Procedure and precautions for MTT experiment of suspended cells

Procedure and precautions for MTT experiment of suspended cells

Operation steps:

1. The suspension cells were cultured to the logarithmic growth stage, washed with PBS, centrifuged 300g for 5 minutes. Remove the supernatant and re-suspend the cells to the appropriate concentration (e.g. 1×10^5)

2. Inoculated cells: A single cell suspension containing 10% cells was completely cultured and inoculated into a 96-well plate with 1000-10000 cells per well and 200ul volume per well.

3. Cultured cells: Incubated at 37℃ and 5%CO2 for 16-48 hours, and then observed under an inverted microscope.

4. Color: Take out the 96-well plate and extract the supernatant from each hole. Add 100ul of pre-diluted MTT solution (5mg/ml, i.e. 0.5%MTT) to each well, make the cells fully contact with mtt reagent, and continue to culture for 4 hours, so that the cells can metabolize mtt and form purple crystals;

5. Dissolve the crystals: For suspended cells, it is recommended to skip some steps and centrifuge directly (1000 RPM x10 min), then carefully suck off the supernatant. Then, 100ul of dimethyl sulfoxide (DMSO) was added to each hole, and the crystal was fully dissolved by oscillating at a low speed on a shaking table for 10 minutes.

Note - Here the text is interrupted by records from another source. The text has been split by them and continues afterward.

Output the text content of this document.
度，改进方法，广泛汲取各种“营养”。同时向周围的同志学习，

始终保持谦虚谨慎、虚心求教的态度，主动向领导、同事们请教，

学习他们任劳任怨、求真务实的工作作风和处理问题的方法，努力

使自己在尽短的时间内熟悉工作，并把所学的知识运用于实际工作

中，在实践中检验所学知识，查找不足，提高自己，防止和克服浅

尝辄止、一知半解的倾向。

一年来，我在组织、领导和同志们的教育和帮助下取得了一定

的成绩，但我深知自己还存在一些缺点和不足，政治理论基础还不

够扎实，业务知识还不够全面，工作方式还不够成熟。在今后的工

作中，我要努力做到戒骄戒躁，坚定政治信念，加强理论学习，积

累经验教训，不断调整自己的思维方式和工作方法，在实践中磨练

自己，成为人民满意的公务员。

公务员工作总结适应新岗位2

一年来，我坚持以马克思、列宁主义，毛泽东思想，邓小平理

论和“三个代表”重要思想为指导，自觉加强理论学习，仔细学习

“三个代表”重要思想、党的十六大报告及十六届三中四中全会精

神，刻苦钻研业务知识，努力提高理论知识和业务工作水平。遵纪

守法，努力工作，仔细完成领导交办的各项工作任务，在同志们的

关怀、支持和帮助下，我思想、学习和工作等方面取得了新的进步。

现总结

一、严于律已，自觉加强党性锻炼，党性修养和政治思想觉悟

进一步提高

6. Colorimetry: On the ELISA instrument, select OD570nm (630nm calibration) to measure the light absorption value of each hole.

Thp-1 cells Line (catlog: CD0122)

K-562 cells Line (catlog: CD0115)

Note:

6. Experimental environment: Ensure that the experiment is carried out in a sterile, dust-free, constant temperature (37℃) and constant humidity environment to maintain the optimal growth conditions of cells.

7. The crystal should be fully oscillated when dissolving to ensure complete dissolution.

8. Cell count: When inoculating cells, make sure to count accurately, as the number of cells directly affects the results of the experiment.

9. MTT solution: MTT solution needs to be used on the go to avoid long-term storage resulting in reduced activity.

10. Avoid cross contamination: During the operation, pay attention to replacing the suction head and the tip of the tube to avoid cross contamination between different holes.

11. Centrifugal conditions: During the centrifugation process, ensure that the speed and time are set correctly to avoid damage to cells.

12. DMSO operation: DMSO has certain toxicity, and it is necessary to wear protective glasses and gloves during operation to ensure safety.

8. Interpretation of the results: The change of OD value reflects the activity of the cells, but attention should be paid to excluding other possible interfering factors, such as the color of the medium, bubbles, etc.

9. Experimental records: record all operation and environmental conditions during the experiment in detail for subsequent analysis and review.

After the above steps and precautions are completed, the accuracy and reliability of the experiment can be ensured, so as to obtain accurate cell activity data.